The first time I ________-ed after _________-ing
Unfortunately, I was able to fill in the blanks with
crashed and
buying a car.
“Here’s a nice one.” The salesman pointed to a red Dodge Charger hatchback. “Bucket seats. AM/FM. Reliable. Practical.”
Practical wasn’t an image I was shooting for.
“It has a sunroof. Wanna’ take it for a test drive?” He held up his hands and mimed driving.
I nodded, feeling the hot vinyl of the steering wheel beneath my fingers. I got in the car and bucked my seatbelt. I reached for the keys dangling alluringly from the ignition. And there, in the center of the vehicle was... “But I don’t drive stick…”

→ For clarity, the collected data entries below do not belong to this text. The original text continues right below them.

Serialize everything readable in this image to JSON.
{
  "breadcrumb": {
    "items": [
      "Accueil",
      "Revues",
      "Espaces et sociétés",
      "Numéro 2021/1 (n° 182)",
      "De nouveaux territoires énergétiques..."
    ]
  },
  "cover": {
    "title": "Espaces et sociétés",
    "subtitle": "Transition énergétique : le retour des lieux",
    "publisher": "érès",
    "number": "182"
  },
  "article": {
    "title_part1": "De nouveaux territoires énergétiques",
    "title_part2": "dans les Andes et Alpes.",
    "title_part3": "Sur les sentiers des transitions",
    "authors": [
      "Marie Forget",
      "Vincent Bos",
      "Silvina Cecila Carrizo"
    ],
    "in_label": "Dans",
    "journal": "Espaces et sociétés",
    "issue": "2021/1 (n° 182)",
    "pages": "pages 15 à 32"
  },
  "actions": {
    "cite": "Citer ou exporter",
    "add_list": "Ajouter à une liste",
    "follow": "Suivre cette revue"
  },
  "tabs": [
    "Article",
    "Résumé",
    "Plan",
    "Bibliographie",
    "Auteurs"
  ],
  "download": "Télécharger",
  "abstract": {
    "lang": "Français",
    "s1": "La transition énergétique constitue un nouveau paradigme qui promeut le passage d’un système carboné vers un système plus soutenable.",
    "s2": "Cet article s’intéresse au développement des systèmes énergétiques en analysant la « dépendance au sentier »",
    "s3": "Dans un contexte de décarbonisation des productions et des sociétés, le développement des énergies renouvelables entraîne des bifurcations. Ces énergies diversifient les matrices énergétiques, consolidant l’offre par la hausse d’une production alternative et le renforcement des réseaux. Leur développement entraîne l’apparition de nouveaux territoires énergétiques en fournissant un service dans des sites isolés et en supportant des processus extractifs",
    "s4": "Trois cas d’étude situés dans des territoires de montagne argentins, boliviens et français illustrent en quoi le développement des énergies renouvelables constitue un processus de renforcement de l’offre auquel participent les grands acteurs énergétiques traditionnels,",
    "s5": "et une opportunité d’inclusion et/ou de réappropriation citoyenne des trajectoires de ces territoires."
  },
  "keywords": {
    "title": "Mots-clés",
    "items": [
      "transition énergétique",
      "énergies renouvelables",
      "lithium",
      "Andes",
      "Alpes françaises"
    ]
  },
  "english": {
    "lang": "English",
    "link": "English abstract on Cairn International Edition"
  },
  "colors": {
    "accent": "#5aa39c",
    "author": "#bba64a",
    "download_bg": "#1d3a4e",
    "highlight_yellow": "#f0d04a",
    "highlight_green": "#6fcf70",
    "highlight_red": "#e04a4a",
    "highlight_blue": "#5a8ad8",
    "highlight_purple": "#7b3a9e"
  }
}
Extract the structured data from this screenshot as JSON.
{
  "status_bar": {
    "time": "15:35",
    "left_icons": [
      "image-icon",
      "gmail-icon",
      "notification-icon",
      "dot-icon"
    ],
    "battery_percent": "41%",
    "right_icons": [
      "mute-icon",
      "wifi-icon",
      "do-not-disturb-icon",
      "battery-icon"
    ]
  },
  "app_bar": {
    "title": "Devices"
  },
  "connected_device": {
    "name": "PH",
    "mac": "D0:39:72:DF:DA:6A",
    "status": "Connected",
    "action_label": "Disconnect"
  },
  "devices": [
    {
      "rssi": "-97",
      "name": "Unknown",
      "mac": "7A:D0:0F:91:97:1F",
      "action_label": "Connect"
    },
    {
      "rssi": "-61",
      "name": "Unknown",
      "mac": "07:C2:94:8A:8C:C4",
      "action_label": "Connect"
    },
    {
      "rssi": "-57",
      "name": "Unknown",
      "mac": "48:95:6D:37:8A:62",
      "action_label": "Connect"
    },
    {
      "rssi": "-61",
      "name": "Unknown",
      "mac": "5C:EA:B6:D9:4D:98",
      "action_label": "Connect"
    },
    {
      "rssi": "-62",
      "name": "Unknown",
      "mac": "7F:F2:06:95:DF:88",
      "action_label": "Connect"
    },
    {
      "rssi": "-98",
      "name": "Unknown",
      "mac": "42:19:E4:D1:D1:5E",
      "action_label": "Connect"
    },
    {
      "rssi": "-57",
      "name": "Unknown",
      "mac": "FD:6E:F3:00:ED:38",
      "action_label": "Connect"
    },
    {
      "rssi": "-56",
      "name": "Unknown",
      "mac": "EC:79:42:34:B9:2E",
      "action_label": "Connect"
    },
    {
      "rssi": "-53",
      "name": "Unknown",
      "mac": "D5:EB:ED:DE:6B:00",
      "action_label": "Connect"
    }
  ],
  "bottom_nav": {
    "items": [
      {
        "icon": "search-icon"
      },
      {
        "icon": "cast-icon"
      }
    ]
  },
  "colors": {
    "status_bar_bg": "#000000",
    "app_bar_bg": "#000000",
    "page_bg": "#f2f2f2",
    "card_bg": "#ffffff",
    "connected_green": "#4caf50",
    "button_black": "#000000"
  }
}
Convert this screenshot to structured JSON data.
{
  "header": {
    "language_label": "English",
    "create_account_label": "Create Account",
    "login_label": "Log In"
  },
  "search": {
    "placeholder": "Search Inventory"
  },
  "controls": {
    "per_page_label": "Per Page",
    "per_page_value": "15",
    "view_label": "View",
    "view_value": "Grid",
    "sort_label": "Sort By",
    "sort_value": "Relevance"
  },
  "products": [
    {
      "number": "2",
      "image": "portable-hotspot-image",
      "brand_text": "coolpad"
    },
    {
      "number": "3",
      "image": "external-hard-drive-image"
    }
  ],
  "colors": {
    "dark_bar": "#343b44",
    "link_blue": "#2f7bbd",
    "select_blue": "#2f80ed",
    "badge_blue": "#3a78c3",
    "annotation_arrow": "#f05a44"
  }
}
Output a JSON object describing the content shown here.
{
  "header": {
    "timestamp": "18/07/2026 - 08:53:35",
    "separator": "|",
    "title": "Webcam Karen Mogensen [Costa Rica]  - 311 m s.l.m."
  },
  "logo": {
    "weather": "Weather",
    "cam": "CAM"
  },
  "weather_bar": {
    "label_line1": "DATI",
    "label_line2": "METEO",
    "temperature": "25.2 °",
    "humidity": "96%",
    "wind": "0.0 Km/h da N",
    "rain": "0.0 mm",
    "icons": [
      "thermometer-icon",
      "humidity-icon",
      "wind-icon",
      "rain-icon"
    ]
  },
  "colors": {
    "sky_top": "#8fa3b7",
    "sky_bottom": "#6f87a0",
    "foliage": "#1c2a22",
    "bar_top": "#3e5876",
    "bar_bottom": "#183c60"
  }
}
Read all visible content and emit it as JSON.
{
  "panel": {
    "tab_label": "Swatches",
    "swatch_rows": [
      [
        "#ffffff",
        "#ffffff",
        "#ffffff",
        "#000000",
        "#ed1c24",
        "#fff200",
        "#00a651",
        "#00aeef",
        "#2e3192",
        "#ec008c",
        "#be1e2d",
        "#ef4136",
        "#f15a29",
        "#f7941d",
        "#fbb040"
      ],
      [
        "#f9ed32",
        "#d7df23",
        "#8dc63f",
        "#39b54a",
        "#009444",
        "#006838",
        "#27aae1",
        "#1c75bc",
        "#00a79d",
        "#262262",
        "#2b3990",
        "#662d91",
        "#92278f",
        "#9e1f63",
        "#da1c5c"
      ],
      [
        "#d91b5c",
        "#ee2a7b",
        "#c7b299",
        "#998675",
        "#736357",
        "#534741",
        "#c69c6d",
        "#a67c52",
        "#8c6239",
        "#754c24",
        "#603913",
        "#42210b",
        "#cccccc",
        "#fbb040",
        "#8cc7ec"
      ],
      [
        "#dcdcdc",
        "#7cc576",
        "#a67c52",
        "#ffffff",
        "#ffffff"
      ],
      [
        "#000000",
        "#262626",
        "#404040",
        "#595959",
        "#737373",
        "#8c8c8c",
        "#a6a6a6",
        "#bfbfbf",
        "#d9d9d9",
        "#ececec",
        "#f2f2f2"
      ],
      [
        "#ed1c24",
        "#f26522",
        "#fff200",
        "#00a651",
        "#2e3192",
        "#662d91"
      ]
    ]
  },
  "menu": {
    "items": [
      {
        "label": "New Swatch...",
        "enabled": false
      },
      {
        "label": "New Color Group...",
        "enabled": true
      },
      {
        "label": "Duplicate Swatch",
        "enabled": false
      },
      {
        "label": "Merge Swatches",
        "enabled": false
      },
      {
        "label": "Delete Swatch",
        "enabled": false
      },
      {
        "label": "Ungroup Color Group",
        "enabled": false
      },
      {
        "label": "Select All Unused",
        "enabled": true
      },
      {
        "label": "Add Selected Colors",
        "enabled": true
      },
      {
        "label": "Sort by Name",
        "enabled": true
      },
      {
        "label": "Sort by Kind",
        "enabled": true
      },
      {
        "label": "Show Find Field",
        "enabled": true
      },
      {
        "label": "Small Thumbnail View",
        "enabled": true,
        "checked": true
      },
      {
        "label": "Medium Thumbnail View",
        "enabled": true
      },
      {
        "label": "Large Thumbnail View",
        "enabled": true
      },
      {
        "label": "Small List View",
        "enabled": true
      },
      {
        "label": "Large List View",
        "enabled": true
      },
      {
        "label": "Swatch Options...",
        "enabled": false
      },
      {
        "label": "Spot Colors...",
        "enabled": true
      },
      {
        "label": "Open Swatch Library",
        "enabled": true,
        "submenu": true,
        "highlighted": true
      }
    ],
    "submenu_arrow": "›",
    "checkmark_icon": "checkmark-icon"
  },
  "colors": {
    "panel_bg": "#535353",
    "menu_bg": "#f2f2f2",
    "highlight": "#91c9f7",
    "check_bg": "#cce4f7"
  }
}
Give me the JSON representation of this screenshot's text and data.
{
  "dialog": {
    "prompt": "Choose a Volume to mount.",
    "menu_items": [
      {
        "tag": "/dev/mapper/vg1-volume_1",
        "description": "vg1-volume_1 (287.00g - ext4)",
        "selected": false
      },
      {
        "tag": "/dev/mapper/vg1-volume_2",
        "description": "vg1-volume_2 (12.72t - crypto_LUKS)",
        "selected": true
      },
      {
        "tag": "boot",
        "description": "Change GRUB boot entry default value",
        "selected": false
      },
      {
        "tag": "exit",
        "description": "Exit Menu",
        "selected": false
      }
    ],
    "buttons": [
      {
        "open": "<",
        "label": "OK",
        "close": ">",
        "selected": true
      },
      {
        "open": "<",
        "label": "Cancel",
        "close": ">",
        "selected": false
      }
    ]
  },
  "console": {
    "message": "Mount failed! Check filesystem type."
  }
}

“Oh, well…I’ll just drive it for you then.”
We exchanged seats. The salesman cranked up the radio and popped open the sunroof. He pulled onto the street and changed gears, all the while extolling the virtues of the car over Madonna’s “Material Girl.”
We returned to the dealership. The salesman casually draped his arm across the steering wheel. “Whaddya’ think?”
* * *
My father insisted that my sister give me lessons. Kathy went over the basics: clutch, brake, shifting, and we were off, the car rocking violently every time we arrived at a stop light, my sister shouting, “the clutch! Hit the clutch!” while other drivers and pedestrians, too, pointed and laughed with open mouths.
Brake. Clutch. It was too confusing. Fifteen minutes into the lesson, I pulled over. I shut off the stupid car and let my sister drive home. I could practice there. It would be safer that way.
* * *
A circular driveway surrounded our house, separating the lush lawn from the woods that secreted our home from the busy state highway. Lining the driveway was an army of massive boulders my father had culled from the back field. Fifty-foot pine trees kept watch over those majestic stones, shading them and allowing thick moss and ivy to grow up along them. Perfect. Test. Track.
That evening after dinner, I went to my car, popped the sunroof and switched on the radio. I turned the key. The engine sputtered…and caught! At a rate of no more than three miles per hour, I pulled towards the front of the house. So far, so good. I sat up confidently and tapped my fingers on the steering wheel to the beat of Queen’s “Bicycle Race.” Ahead, there was a slight grade: I had to accelerate a bit to make it up. Too fast. I was going to crash into the fence and let the cows escape from the pasture. I was…
Quickly, I steered to the right and hit the brakes. The car lurched. Again, the brakes. Another lurch. I slammed the brakes tight against the floor of the car, pressing so hard I lifted myself from the red bucket seat with faux leather trim.
But the brakes had failed. The car began rolling down the driveway. Faster and faster, I rolled backwards, the pine trees passing outside my window at what must have been a hundred miles an hour. There was a terrific scraping and then, suddenly, I stopped, my practical little car caught up on the mountain range lining the driveway.
I had the sense to cut the engine before opening the door. I jumped from the car as it teetered precariously on its undercarriage and ran, sobbing, to get my father. An hour later, from an upstairs window, I watched my dad laughing with the tow truck driver as his assistant wound the winch before leaving to get a different—larger—truck to drag my car from the rocks.
When the car was finally free, my dad got in to drive it to the back of the house. “You can’t drive it, Dad. The brakes don’t work.” I wanted him to go right to the dealership; to demand my money back; to punish that salesman for having taken advantage of me.
“These brakes are fine,” he said, his foot depressing the pedal I’d sworn was the clutch.